Rylee Traicoff

Personal information
- Date of birth: 9 November 2001 (age 24)
- Place of birth: Toronto, Ontario, Canada
- Height: 1.75 m (5 ft 9 in)
- Position: Defender

Team information
- Current team: Simcoe County Rovers FC

Youth career
- Markham SC
- FC Durham

College career
- Years: Team / Apps / (Gls)
- 2019–2020: Bridgeport Purple Knights / 14 / (2)
- 2020–: Nipissing Lakers / 26 / (3)

Senior career*
- Years: Team / Apps / (Gls)
- 2019: FC Oshawa / 4 / (0)
- 2022–2023: Electric City FC / 16 / (1)
- 2024–: Simcoe County Rovers FC / 32 / (2)
- 2026–: Simcoe County Rovers FC B / 1 / (0)

International career^{‡}
- 2019–2020: Guyana U20
- 2018–: Guyana / 10+ / (0+)

= Rylee Traicoff =

Canadian-Guyanese footballer (born 2001)

Rylee Traicoff (born 9 November 2001) is a footballer who plays as a defender for Simcoe County Rovers FC in League1 Ontario. Born in Canada, she represents Guyana at international level.

==University career==
In 2018, Traicoff committed to the University of Bridgeport to play for the Bridgeport Purple Knights beginning in September 2019. She scored a brace on September 28, for her first two college goals, against the Lincoln Lions.

After one year with Bridgeport, she transferred to Canadian University Nipissing University to play for the Nipissing Lakers. In 2021, she was named an OUA Central Division All-Star. In 2022, she was named an OUA First Team All-Star.
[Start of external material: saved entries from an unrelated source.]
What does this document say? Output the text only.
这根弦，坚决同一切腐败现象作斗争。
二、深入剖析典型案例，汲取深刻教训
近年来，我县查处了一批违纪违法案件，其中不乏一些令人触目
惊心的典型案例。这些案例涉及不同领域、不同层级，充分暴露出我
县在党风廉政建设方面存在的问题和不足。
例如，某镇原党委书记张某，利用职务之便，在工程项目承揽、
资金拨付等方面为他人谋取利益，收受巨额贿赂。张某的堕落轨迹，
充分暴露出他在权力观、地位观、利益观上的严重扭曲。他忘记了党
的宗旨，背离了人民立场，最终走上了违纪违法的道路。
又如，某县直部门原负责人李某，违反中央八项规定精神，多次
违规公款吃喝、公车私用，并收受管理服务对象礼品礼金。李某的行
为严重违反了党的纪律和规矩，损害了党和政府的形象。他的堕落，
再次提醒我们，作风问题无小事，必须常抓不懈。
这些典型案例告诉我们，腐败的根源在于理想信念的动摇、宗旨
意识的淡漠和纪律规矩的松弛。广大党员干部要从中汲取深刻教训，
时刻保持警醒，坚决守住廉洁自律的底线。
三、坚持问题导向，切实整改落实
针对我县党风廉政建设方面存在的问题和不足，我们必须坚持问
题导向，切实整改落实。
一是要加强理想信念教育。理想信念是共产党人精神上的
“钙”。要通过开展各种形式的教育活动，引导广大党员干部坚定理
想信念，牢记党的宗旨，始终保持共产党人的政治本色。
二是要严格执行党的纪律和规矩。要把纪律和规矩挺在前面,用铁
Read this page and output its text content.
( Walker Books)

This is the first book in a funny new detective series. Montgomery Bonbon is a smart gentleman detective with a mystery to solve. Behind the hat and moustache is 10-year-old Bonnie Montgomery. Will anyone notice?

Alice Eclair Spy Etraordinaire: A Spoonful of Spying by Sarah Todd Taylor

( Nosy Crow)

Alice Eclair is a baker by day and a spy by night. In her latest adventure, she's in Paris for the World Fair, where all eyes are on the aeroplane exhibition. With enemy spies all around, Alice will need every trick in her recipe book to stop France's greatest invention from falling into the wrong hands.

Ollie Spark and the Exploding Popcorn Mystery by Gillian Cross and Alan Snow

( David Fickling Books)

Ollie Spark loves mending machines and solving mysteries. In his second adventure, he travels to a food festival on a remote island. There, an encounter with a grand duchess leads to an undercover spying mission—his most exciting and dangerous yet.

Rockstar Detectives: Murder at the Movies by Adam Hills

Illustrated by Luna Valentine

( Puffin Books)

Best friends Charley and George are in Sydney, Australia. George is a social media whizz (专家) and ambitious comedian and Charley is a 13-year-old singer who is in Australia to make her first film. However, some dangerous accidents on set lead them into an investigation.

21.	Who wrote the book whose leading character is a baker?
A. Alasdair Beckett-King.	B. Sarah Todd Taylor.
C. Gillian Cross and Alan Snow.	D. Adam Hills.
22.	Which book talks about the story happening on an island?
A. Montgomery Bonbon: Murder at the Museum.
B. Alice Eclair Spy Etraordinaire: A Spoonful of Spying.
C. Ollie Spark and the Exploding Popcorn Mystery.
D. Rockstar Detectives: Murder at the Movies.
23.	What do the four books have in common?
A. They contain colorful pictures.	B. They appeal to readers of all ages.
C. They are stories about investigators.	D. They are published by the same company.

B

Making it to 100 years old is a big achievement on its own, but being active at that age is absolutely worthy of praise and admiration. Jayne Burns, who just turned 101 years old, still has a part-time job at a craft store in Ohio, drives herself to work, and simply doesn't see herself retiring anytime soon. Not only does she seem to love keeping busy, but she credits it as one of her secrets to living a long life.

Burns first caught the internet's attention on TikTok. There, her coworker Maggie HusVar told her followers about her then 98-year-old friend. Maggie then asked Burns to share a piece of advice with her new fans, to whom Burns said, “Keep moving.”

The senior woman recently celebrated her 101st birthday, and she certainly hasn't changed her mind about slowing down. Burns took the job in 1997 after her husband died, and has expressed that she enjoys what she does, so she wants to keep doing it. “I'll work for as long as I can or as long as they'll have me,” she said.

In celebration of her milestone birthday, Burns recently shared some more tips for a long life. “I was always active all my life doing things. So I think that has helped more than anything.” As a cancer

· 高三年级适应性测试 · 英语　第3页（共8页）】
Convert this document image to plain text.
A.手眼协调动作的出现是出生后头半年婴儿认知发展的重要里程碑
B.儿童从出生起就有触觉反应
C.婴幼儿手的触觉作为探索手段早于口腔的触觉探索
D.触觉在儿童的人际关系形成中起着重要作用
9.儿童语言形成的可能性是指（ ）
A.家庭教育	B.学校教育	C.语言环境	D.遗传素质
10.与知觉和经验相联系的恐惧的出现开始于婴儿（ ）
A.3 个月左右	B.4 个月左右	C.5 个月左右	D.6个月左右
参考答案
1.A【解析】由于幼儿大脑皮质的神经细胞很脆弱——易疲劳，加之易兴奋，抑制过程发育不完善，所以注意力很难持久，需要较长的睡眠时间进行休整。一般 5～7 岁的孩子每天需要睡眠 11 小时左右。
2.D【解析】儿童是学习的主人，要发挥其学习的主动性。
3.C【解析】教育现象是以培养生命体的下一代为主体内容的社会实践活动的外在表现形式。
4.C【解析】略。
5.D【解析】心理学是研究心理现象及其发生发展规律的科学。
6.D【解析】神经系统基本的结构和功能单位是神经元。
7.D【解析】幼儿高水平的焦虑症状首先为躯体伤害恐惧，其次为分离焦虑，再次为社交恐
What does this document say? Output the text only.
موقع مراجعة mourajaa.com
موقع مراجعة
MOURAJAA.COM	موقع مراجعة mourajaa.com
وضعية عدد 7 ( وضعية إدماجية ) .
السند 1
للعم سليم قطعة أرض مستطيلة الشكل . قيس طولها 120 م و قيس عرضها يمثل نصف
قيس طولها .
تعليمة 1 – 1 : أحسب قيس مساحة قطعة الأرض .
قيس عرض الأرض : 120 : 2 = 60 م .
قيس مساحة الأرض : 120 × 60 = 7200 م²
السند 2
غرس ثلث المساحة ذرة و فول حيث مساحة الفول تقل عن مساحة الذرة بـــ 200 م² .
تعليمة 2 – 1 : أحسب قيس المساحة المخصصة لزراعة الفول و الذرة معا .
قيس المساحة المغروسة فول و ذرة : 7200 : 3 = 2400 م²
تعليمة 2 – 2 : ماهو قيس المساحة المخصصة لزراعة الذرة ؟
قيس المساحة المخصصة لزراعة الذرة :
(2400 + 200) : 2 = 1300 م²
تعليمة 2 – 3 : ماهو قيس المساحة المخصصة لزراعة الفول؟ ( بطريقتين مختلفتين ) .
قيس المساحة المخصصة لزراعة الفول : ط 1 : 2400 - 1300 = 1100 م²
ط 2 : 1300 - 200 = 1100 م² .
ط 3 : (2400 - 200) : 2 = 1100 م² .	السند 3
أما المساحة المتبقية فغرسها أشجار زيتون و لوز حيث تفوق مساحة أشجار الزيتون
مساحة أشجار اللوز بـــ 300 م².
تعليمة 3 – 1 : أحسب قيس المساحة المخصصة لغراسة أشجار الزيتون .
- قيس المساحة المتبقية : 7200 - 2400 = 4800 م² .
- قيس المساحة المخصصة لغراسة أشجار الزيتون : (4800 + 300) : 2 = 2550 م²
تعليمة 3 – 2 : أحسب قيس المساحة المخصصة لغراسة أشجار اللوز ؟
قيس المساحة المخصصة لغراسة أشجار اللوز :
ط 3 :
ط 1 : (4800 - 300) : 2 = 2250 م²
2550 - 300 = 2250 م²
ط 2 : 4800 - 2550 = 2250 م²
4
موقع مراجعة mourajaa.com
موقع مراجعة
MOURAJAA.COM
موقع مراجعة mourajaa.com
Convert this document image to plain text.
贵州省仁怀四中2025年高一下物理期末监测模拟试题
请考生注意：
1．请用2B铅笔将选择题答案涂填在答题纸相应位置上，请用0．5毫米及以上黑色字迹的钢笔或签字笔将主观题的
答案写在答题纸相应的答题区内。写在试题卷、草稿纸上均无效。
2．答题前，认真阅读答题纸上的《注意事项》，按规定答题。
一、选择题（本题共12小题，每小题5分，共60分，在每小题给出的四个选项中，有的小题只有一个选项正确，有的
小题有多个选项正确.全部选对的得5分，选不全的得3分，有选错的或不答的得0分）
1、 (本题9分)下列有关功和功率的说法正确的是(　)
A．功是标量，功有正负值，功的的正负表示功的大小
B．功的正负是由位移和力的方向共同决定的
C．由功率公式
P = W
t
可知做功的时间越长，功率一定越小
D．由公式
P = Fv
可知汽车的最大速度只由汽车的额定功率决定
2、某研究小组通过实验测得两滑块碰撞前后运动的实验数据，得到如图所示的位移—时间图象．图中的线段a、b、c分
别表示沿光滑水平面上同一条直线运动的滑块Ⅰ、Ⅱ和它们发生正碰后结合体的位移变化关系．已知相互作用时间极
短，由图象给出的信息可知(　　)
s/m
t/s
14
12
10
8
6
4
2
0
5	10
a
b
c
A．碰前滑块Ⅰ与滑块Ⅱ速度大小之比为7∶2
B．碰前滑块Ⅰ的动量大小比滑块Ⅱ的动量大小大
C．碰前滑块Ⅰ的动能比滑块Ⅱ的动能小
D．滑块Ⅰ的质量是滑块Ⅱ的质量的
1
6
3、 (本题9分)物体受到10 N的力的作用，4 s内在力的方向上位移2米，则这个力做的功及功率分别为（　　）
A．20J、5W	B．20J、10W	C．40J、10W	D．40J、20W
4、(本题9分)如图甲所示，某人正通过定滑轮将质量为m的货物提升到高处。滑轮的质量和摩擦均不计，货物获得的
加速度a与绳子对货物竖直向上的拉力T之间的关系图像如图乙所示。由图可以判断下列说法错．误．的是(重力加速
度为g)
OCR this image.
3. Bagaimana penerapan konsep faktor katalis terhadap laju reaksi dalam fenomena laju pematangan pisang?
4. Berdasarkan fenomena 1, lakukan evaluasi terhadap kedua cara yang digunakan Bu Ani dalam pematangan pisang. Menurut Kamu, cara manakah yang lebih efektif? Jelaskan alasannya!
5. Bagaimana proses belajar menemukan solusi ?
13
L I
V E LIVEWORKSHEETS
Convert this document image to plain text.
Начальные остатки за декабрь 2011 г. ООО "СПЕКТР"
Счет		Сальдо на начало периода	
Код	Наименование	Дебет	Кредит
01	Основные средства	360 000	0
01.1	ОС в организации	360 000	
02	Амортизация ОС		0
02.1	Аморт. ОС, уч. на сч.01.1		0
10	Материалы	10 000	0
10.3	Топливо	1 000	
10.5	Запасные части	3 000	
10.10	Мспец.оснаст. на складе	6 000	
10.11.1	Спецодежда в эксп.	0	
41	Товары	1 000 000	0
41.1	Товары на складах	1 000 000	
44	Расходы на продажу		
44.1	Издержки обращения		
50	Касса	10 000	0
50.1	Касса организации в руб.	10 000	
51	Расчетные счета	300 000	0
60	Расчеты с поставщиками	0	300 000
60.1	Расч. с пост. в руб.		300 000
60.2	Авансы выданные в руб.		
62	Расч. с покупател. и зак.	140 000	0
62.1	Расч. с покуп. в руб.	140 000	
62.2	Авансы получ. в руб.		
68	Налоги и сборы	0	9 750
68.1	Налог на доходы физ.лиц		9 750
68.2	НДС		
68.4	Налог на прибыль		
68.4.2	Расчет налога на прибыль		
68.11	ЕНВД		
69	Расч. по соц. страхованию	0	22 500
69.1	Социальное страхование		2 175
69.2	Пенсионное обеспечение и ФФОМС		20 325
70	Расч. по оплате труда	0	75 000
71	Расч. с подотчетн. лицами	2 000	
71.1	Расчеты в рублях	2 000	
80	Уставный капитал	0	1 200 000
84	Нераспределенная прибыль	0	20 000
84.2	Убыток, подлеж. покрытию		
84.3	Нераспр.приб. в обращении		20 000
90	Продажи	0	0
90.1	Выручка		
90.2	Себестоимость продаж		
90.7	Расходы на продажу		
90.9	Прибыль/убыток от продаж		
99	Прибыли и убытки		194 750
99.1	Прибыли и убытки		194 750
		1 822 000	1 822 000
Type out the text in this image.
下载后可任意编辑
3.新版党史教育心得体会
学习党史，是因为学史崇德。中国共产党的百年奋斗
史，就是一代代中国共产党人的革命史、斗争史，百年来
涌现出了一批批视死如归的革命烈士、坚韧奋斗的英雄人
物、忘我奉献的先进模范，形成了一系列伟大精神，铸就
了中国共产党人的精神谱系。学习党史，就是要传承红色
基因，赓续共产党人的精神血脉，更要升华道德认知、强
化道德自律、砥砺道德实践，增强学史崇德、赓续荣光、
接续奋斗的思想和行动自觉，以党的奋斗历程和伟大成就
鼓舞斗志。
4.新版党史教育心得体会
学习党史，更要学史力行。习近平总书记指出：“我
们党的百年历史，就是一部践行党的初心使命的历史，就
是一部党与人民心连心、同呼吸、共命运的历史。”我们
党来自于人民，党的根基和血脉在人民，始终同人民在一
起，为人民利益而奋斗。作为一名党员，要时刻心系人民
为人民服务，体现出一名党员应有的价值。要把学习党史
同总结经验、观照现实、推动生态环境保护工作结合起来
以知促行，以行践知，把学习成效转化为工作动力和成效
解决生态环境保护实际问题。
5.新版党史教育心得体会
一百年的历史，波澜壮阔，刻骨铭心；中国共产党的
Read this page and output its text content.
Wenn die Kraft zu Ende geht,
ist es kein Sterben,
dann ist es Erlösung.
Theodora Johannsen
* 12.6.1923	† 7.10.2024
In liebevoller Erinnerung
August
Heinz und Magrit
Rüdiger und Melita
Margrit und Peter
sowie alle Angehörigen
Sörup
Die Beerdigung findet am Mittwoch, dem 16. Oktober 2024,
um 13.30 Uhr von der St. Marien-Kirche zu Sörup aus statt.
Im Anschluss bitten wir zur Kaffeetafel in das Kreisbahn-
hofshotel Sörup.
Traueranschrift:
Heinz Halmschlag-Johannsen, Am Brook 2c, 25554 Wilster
In 2023, she was named an OUA First Team All-Star.

==Club career==
In 2019, she played for FC Oshawa in League1 Ontario.

In 2022, she played for Electric City FC. She scored her first goal on 3 July against Unionville Milliken SC. She re-signed with the club for the 2023 season.

In 2024, she began playing with Simcoe County Rovers FC.

==International career==
Traicoff made her debut for the Guyana senior team at the 2018 CFU Women's Challenge Series at the age of 17. She appeared in all three matches, making her debut on April 25 against Grenada.

She played for the Guyana U20 at the 2020 CONCACAF Women's U-20 Championship qualification.